In the end, NIH allowed the sleep-deprived new mom to do the interview by web conference during the panel’s lunch break, 2 days after her son was born. And this week, Wexler learned that she is one of 11 winners of the Early Independence Awards (EIAs). The $400,000-dollar-a-year (with overhead costs), 5-year grant will allow her, just a year after she earned her Ph.D. in social science, to launch her own research group looking at social and ethical issues raised by direct-to-consumer and do-it-yourself medicine and science.

A few months later, NIH announced it would no longer require interviews for the EIAs—a change Wexler welcomes. “There was no process or contingency plan if someone was in active labor during the interview component” or for pregnant women who could not fly, she notes. “If you can’t make it equal for everybody, I don’t think that’s fair.”

The dropped interview is one small sign of change at NIH, which has been under pressure to correct a gender imbalance in its high-risk, high-reward program. Women did unusually well in this year’s round for two categories of awards: Half of this year’s 10 Pioneer Awards for established researchers went to women. And five of 11 EIA winners, including Wexler, were women. In past years, the balance has skewed toward men.

NIH officials insist that nothing changed with this year’s review process. “The numbers are small and they fluctuate year to year,” says spokesperson Renate Myles. However, the agency is looking at ways to level the playing field for women. For example, NIH dropped the interview for EIA awards not because some applicants might be pregnant, but because some studies have suggested that interviews favor men, the agency says.

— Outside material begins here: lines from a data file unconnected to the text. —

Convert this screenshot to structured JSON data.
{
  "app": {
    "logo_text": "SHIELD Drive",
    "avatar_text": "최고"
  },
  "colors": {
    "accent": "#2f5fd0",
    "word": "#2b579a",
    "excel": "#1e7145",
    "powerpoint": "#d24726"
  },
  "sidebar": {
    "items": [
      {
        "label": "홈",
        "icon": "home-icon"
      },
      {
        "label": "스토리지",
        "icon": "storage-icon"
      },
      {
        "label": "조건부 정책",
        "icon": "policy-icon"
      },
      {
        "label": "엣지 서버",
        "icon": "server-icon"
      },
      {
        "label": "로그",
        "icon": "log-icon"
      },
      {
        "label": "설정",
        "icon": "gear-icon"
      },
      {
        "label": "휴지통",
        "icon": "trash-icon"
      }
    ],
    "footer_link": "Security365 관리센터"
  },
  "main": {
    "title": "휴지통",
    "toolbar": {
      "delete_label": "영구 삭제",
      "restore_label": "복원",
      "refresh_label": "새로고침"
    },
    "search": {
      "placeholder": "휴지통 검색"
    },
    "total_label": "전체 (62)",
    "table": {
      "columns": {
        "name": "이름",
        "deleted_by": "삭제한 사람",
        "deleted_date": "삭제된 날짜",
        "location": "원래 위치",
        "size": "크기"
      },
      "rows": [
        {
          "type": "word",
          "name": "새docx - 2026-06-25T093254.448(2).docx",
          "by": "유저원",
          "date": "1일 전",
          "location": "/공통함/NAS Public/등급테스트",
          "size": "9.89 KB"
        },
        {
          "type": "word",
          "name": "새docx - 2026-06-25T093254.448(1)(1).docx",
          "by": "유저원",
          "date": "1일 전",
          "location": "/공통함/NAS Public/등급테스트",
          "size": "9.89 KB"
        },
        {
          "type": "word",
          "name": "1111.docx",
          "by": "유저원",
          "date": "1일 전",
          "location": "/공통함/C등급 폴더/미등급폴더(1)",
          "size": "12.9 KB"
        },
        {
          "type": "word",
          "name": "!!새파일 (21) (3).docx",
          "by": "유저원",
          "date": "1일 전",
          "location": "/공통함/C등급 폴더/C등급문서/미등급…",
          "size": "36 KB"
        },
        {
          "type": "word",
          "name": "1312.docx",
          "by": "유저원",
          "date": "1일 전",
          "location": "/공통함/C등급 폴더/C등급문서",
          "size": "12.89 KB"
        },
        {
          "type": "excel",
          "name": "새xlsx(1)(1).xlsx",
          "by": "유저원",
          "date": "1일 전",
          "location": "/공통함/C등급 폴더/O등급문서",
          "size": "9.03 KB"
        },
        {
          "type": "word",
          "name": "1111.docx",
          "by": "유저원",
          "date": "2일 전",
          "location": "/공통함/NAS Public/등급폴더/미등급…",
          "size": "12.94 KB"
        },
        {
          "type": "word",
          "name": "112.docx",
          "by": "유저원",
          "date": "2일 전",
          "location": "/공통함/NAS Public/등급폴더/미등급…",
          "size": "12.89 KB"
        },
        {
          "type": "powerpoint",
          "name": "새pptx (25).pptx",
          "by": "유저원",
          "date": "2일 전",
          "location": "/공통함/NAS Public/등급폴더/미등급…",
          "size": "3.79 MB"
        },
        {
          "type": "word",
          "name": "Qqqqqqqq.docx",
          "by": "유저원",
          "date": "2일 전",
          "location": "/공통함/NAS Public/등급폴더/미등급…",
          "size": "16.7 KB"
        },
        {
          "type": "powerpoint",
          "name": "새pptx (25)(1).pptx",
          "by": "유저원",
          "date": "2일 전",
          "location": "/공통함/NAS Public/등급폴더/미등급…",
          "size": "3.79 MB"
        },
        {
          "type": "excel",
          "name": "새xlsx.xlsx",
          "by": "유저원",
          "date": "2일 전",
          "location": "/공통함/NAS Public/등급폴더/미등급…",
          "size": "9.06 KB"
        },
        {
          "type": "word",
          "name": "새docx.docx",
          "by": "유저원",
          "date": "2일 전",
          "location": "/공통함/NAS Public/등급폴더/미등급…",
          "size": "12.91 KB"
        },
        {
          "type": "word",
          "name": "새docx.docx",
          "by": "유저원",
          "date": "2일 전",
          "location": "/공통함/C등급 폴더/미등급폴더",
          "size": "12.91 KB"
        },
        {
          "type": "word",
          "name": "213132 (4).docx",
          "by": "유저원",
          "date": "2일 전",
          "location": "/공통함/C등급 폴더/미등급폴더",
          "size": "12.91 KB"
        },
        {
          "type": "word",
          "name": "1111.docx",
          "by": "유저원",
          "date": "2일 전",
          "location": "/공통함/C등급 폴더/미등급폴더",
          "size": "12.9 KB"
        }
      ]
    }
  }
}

The high-risk, high-reward program selects most investigators based on their track record and ideas, rather than a specific research project. After the first winners of the Pioneer Awards in 2004 were all male, women did better in future years, roughly matching the female fraction of the applicant pool (see slide 11 here). But last year, only one of 12 awardees was a woman.

For two other categories, the New Innovator and Transformative Research awards, female winners have generally matched up with the gender split of the applicant pool. (This year, 33% of 58 Innovators and 22% of 18 Transformative Research awardees were women.)

For the EIAs, however, there has been a clear gender discrepancy between applications and winners. This year’s competition also drew criticism because the review panel was chaired by cancer biologist Inder Verma, formerly of the Salk Institute for Biological Studies in San Diego, California. Verma was facing allegations of sexual misconduct and gender harassment there and has since resigned.

This year’s nearly 50-50 split for the Pioneer and EIA awards shows that women did disproportionately well: Men made up 72% of the 50 EIA applicants who specified their gender, but won only 55% of the grants; 28% of these applicants came from women, who won 45% of the awards. (Nine applicants didn’t indicate their gender.) Among the 202 Pioneer applicants who self-reported their gender, 78% were male (11 didn’t indicate gender).

The strong showing by women in 2018 “is good news,” says biologist Carol Greider of Johns Hopkins University in Baltimore, Maryland. Perhaps the review committee members were reminded that everyone has implicit biases, something she discusses in her own meetings to determine faculty candidates, she says. “I don’t know that this is what happened, but I would hope it is some conscious process that can go forward into future committees, so that this is not a one-off year, but instead a change in policy and culture.”

An NIH advisory group is now looking at other ways to boost the numbers of women and underrepresented minorities who apply for and win the high-risk, high-reward awards. Its recommendations are due out next year.